Où la reconnaissance croise les fonctions extrinsèques et intrinsèques du travail
La reconnaissance doit ainsi trouver à se matérialiser. Au travail, on pense immédiatement à la rémunération pour matérialiser la reconnaissance. C’est ce que la psychologue sociale Marie Jahoda appelle la fonction extrinsèque du travail. On peut ranger dans cette fonction extrinsèque le salaire et les primes mais aussi s l’ensemble des avantages directement lisibles dans le calcul rationnel des intérêts à sacrifier de son temps et de son énergie en contrepartie d’un package de conditions de travail.
Marie Jahoda met aussi en évidence des fonctions intrinsèques, qui relèvent de tous les facteurs d’épanouissement au travail, depuis le lien social qu’il offre jusqu’aux opportunités d’apprentissage et de progression qu’il représente, en passant par la structure temporelle qu’il apporte en même temps qu’un cadre de référence et des éléments de construction de l’identité.
La reconnaissance demande à se matérialiser sur les deux plans, l’extrinsèque et l’intrinsèque. Elle repose sur l’aspect tangible des promotions, augmentations et autres avantages accordés en récompense du travail bien fait, des objectifs atteints, des challenges acceptés… Elle s’appuie aussi sur la qualité des relations et ce qu’elle produit de sentiment d’exister, d’être entendu, d’être pris en compte, d’être légitime, de s’inscrire dans la durée et dans l’intensité d’un lien allant se renforçant.

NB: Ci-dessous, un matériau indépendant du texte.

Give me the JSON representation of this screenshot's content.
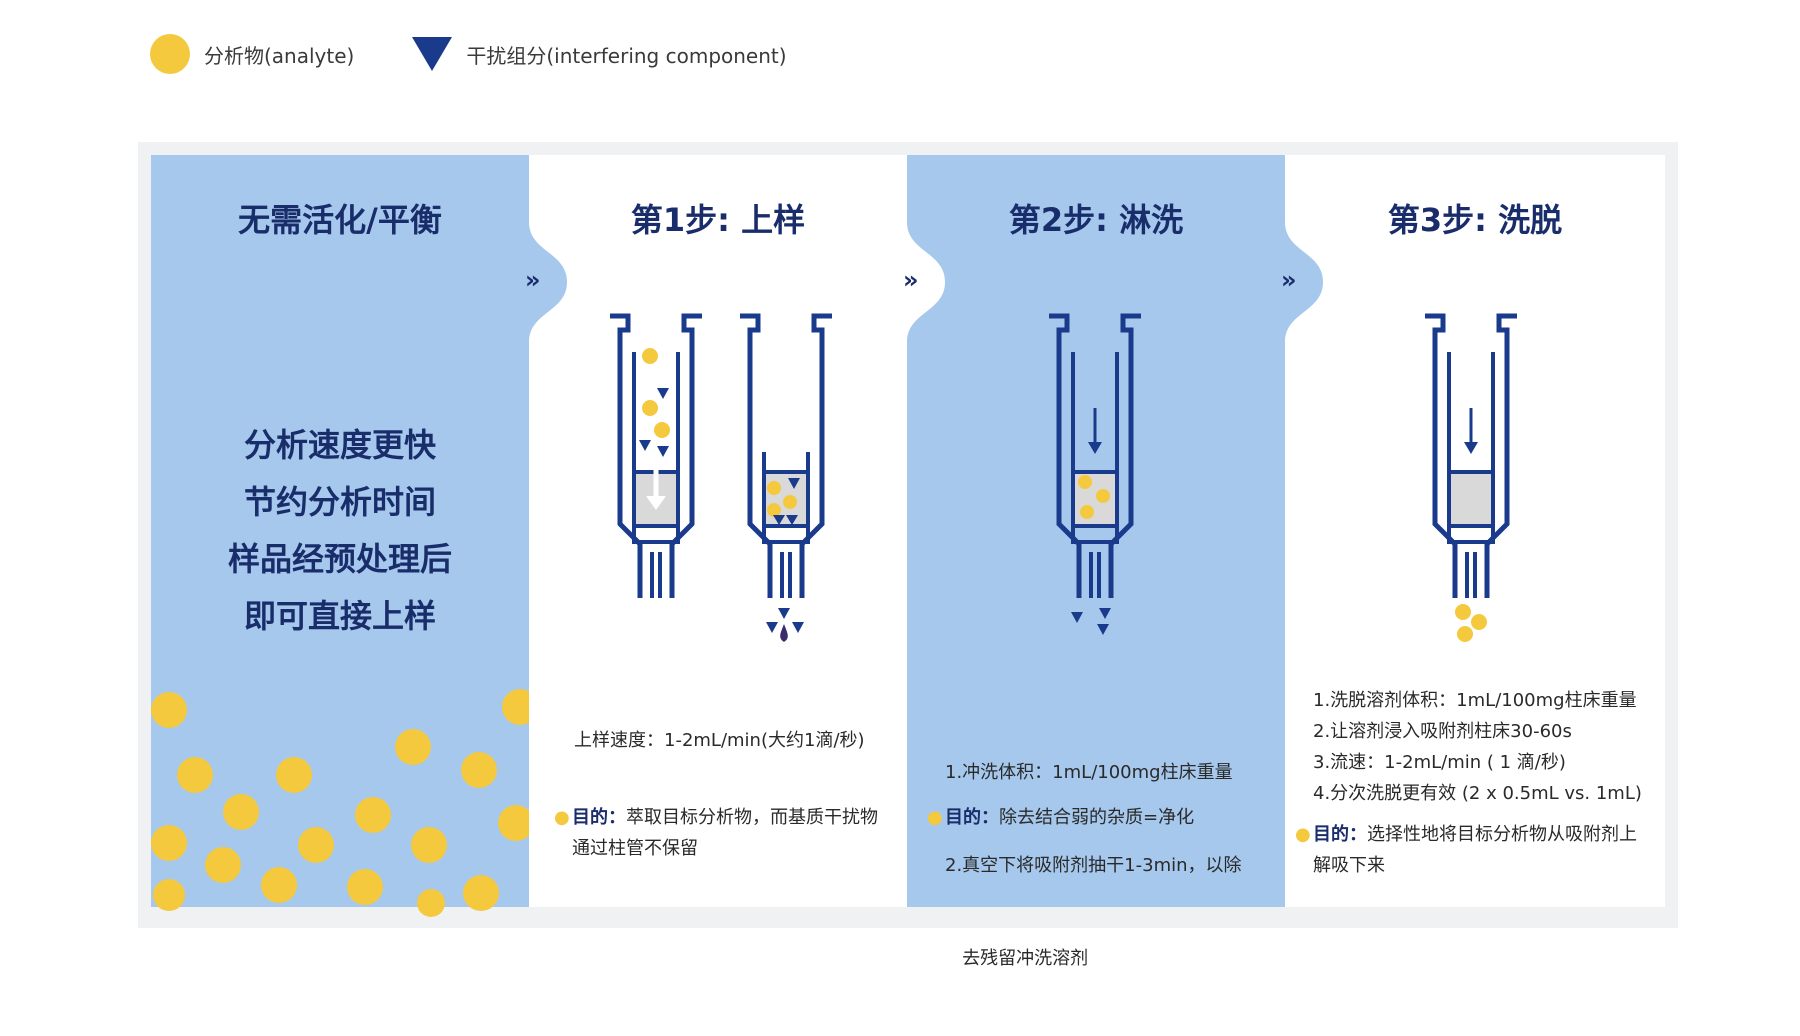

La confiance, force motrice de la reconnaissance
Aussi, la reconnaissance induit la confiance.
Celle que l’on accorde, parce qu’en tant qu’employé·e, on se sait considéré·e et projeté·e dans l’environnement de travail. La reconnaissance qu’on me manifeste favorise le fait que j’aie confiance en mon avenir dans la structure.
La confiance que l’on inspire est aussi en lien avec la reconnaissance. Je suis d’autant plus fiable que je suis satisfait·e de la reconnaissance dont je bénéficie. J’ai l’âme plus loyale et le tempérament plus sincère, les postures les plus honnêtes et les attitudes les plus engagées quand je suis reconnu·e, nous dit un Jean-Jacques Rousseau, conforté par de nombreuses études indiquant qu’à conditions de travail équivalente, les comportements de passager clandestin (qu’on nommerait aujourd’hui du « quiet quitting ») et les marques de désengagement, voire les actes de sécession (démission) ou de trahison sont nettement plus rares dans des environnements de travail où l’on valorise les individus et où l’on accorde de l’attention à l’expression de leurs frustrations.
En gros, si vous voulez qu’une personne vous fasse confiance, vous inspire confiance, se mobilise à vos côtés et vous reste fidèle, ne lui dites plus jamais « seuls les cimetières sont remplis d’irremplaçables », « des CV comme le tien, j’en ai toute une pile » ni même « C’est ton problème si tu as un complexe d’imposture » ou « fais tes preuves et on verra en fonction si j’ai envie de te faire confiance ». Commencez plutôt par dire votre reconnaissance.